Horizon Media’s Personalization Chief On Why The Agency Is Swearing Off Third-Party Data

Paula Connard, chief personalization officer, Horizon Media

Four years ago, independent media agency Horizon Media took stock of the work it was doing for clients and realized there was a big overreliance on third-party data and third-party technology assets.

“We were using a lot of DMPs and CDPs on behalf of our clients and noticed that there were a lot of gaps and limitations in this tech in terms of how you could use the data and in the granularity of the data,” said Paula Connard, chief personalization officer at Horizon Media.

For instance, she said, “you couldn’t really use the audiences outside of digital properties and channels.”

The provenance of third-party data also is unclear, she said, and it’s often hard to know if the data’s been modeled or when it was last refreshed.

“Frankly, it was kind of expensive and not really working,” Connard said.

Horizon followed up its review with the launch of a homegrown data platform called blu., which uses PII data licensed directly from TransUnion to serve as its identity layer (or “spine” in agency parlance). From that database, blu. pulls in deterministic consumer profile data from more than 283 million individuals in the US, including name, phone number, physical address and email.

Clients can enhance these profiles with their own known consumer attributes, such as employment status, demographics, home ownership and income, and do lookalike or propensity modeling.

“DMPs and DSPs felt like black boxes,” Connard said. “We want to position clients to help them do more with their data and give them the control to take certain things in house.”

Connard spoke with AdExchanger.

AdExchanger: What does a chief personalization officer do? It’s not a title I’ve come across before.

PAULA CONNARD: There are so many different ways to apply data assets, and media is just a part of what we do. It’s really about creating personalized experiences across screens, whether that’s with advertising, on a website or even in an offline situation like at an event. That’s what I do.

Clients are typically so siloed between media, CRM, email, creative and their website. But we have data technology that can tie those things together to do real customer journey orchestration.

Why did Horizon decide to build a data platform rather than buy one?

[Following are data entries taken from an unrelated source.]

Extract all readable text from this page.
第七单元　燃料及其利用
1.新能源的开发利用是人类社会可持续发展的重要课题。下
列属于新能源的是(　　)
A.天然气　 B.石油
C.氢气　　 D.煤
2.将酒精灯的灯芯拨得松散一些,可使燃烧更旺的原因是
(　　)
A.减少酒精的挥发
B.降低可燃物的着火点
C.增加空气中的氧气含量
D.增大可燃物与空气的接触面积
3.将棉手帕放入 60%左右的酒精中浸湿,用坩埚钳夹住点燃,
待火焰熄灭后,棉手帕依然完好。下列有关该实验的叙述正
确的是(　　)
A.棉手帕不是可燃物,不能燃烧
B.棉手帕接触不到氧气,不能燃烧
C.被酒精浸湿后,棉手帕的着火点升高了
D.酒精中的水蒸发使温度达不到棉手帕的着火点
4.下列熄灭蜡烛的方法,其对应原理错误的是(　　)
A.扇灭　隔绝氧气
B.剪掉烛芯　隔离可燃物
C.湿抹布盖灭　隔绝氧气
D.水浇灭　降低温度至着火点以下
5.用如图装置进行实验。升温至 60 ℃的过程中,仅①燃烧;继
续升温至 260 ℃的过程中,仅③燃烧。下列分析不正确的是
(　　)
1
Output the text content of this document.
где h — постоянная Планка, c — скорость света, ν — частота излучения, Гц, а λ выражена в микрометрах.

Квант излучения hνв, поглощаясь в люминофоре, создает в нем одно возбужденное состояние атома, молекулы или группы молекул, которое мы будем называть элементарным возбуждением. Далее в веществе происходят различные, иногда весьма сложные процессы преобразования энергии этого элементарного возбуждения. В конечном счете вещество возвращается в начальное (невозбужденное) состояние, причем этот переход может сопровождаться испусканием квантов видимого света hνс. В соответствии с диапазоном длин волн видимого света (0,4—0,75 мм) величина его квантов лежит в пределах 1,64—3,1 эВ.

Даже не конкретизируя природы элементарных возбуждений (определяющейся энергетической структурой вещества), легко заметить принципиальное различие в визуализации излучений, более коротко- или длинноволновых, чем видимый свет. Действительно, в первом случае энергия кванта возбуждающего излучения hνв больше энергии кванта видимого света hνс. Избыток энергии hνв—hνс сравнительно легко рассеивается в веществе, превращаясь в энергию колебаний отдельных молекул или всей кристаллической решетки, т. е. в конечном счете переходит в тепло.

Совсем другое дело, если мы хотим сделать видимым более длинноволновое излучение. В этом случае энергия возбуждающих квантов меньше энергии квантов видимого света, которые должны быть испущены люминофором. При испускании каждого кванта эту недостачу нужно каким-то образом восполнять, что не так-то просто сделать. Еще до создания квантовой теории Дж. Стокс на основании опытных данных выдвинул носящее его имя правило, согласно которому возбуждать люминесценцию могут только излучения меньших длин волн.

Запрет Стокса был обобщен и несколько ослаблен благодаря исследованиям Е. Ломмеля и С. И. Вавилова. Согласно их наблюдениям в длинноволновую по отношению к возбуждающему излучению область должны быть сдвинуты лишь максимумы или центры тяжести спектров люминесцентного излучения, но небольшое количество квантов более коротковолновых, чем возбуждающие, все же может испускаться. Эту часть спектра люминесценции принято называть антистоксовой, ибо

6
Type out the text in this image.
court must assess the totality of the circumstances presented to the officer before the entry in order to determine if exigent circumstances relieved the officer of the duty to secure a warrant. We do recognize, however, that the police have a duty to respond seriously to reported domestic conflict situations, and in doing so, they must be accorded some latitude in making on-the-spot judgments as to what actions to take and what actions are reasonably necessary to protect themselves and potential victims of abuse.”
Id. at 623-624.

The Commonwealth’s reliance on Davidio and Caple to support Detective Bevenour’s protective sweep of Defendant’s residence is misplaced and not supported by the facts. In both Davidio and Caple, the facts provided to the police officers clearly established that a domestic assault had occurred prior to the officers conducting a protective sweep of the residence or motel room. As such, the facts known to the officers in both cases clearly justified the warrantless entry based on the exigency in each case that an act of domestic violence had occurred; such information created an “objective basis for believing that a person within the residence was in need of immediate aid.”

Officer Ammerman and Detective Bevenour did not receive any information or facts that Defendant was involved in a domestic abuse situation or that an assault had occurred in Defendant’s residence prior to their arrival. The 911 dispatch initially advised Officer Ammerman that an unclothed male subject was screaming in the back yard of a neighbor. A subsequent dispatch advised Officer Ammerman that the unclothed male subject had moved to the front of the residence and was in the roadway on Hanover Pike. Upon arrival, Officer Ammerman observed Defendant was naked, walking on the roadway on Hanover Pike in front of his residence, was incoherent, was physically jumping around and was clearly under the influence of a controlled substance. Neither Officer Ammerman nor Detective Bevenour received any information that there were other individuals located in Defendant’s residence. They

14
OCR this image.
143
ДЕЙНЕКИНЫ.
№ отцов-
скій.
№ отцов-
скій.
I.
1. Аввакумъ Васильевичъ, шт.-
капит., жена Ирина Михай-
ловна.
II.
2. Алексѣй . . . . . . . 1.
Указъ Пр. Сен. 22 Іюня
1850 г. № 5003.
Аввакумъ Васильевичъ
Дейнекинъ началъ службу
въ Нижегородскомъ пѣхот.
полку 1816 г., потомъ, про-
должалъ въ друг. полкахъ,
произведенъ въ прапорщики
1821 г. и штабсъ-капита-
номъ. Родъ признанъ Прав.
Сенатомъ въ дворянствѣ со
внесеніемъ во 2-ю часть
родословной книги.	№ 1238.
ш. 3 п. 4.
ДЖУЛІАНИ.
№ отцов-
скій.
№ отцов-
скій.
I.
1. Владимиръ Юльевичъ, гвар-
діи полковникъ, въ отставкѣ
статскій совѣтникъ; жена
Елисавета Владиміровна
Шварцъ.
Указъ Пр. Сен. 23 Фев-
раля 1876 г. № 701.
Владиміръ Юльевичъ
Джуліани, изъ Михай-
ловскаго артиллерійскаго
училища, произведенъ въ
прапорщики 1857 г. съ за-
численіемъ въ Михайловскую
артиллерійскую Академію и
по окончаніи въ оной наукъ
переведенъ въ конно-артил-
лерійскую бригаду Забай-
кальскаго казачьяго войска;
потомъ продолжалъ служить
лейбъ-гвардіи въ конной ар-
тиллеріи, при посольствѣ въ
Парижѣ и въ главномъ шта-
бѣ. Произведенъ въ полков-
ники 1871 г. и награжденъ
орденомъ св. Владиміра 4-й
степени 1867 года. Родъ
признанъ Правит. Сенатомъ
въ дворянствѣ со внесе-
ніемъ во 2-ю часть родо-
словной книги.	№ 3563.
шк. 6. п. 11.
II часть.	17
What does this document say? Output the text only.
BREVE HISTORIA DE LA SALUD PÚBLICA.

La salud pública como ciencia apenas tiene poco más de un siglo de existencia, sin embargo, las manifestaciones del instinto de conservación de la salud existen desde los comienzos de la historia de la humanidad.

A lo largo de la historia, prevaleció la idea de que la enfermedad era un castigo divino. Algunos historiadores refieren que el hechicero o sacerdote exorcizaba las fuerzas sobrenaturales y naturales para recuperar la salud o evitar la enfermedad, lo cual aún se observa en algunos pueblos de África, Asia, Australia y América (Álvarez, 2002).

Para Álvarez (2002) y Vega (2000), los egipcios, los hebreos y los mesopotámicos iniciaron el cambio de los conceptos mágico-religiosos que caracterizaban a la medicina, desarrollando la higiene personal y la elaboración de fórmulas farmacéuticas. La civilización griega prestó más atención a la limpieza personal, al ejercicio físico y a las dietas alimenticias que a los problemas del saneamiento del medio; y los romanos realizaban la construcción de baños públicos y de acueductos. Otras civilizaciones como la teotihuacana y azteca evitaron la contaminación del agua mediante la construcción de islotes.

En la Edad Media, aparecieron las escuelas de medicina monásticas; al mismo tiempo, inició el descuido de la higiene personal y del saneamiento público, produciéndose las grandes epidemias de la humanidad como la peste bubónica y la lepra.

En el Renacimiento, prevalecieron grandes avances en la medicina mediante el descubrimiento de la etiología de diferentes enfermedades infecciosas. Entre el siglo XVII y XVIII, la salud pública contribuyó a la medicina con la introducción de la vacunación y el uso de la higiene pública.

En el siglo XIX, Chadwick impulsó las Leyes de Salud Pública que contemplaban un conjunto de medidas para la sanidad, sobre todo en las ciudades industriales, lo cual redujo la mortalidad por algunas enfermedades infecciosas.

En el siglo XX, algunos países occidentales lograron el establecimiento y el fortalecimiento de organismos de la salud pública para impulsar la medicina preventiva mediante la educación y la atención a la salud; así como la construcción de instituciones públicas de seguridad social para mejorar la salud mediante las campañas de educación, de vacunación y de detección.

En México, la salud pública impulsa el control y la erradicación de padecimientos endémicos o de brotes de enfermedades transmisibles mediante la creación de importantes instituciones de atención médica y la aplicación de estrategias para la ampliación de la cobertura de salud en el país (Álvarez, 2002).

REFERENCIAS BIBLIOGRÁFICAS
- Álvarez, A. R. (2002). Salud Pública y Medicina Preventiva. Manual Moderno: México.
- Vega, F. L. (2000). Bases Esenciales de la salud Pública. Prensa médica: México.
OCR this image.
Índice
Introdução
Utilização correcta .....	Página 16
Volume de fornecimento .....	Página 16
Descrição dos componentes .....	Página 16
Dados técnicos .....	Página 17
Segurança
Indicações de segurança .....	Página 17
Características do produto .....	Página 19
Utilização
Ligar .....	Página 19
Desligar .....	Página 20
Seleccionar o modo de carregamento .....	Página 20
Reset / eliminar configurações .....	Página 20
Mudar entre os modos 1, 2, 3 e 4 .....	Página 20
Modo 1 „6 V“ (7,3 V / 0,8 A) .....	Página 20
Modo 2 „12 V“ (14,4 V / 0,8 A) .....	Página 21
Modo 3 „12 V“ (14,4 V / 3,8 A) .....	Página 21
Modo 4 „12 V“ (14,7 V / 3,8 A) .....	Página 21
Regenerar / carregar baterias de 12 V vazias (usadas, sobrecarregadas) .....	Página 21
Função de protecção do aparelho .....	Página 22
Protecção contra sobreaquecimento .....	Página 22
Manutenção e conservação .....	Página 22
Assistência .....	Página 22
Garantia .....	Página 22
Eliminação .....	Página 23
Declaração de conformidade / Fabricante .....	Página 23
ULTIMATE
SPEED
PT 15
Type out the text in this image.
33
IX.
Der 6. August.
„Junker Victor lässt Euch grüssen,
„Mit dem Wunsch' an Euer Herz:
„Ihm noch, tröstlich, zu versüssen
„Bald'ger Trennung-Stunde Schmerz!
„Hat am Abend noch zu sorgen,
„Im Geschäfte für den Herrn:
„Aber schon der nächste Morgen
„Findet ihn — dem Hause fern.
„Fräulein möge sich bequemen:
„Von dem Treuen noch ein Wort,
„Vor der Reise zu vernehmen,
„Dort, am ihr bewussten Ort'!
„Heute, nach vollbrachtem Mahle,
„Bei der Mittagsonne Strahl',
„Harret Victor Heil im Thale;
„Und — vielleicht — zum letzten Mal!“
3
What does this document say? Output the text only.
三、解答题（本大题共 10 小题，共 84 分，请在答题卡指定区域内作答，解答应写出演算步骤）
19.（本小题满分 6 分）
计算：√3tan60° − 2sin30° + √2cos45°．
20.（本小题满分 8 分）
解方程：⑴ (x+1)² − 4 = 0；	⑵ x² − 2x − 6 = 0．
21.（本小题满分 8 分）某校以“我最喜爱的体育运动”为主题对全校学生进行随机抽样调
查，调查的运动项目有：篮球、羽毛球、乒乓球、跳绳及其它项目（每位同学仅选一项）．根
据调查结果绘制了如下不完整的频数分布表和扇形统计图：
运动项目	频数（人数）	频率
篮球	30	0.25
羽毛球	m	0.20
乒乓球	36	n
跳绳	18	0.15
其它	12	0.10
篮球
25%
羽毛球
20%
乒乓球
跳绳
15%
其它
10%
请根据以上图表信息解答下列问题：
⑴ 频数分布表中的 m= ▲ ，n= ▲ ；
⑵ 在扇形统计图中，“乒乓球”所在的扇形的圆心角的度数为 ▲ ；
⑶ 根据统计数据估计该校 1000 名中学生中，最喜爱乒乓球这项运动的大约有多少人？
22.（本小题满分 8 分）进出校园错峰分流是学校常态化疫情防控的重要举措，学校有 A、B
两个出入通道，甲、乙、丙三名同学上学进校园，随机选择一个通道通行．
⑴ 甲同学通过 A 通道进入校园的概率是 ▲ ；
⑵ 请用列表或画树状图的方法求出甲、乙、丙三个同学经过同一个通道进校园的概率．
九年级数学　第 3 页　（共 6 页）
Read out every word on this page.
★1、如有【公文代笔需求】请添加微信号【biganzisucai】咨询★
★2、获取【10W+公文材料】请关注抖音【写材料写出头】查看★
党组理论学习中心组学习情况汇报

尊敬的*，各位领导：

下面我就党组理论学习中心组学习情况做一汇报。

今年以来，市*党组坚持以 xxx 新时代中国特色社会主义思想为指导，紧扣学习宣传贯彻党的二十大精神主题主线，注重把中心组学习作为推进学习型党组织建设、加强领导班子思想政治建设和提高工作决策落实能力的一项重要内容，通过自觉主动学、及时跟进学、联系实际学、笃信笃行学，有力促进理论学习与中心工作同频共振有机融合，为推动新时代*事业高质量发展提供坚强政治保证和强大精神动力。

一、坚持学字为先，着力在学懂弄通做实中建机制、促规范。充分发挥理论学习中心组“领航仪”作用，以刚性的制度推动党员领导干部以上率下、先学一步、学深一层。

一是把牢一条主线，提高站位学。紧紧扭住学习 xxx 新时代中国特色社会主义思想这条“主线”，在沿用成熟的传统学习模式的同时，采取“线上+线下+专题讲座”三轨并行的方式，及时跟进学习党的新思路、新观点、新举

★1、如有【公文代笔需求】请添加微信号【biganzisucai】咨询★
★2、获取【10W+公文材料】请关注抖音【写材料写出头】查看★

As an independent agency, we still have one P&L that’s controlled by our CEO, Bill Koenigsberg, and I work with him directly on our investment plan. We’re able to change, evolve and build faster because of that. We have flexibility that our competitors, many of the large holding companies, don’t have.

How does blu. differentiate from other agency data platforms, of which there are many?

Well, we don’t use third-party cookies. We built knowing that there would be changes coming. We also license our data directly. We call it going straight to the farm. It comes to us and goes right into AWS at the most granular level. Then we get it ready for querying and put it into Snowflake.

I have a team of marketing scientists, and we build custom models for our clients. Once the data is in our UI, we can do cluster analysis, we can use advanced statistical techniques, we can do Boolean logic audience building, and the data is refreshed daily. That’s not something you can do if you’re using prepackaged third-party data and templatized approaches.

What sort of custom models have you created for clients?

Recently, a lot of our clients have become interested in understanding underserved audiences, like Hispanic audiences, for example. We scored our entire database using machine learning techniques to figure out which IDs had the propensity to be Hispanic and then we brought in a retail client’s loyalty data and looked at the file against our spine to see what lifetime value actually looked like for that audience.

What sort of questions are you getting from clients about dealing with signal loss?

One of the first things they want to understand is the implications of third-party cookie changes and how that is going to impact their data sources. They want to understand the impact on things like remarketing and attribution and also the tweaks they’ll need to make in terms of the marketing or tech stacks they’re using.

It’s a lot of education because it’s not like everyone lives and breathes this all day.

What do you think of the work that’s happening in the Chrome Privacy Sandbox and are you involved with any of the API testing or do you plan to be?

We’re a little bit involved in it, but it feels like there’s a lot of talk and not a lot of action. It’s like a cart-before-the-horse situation. We always have to test everything, but right now it’s a lot of wait and see.

There are always going to be a lot of starts and stops, like with FLoC. It’s important work, but it takes a lot of effort and time, so it feels slow and iterative. It’s yet another big thing to do, and you’d almost have to create another team just to deal with it.

This interview has been edited and condensed.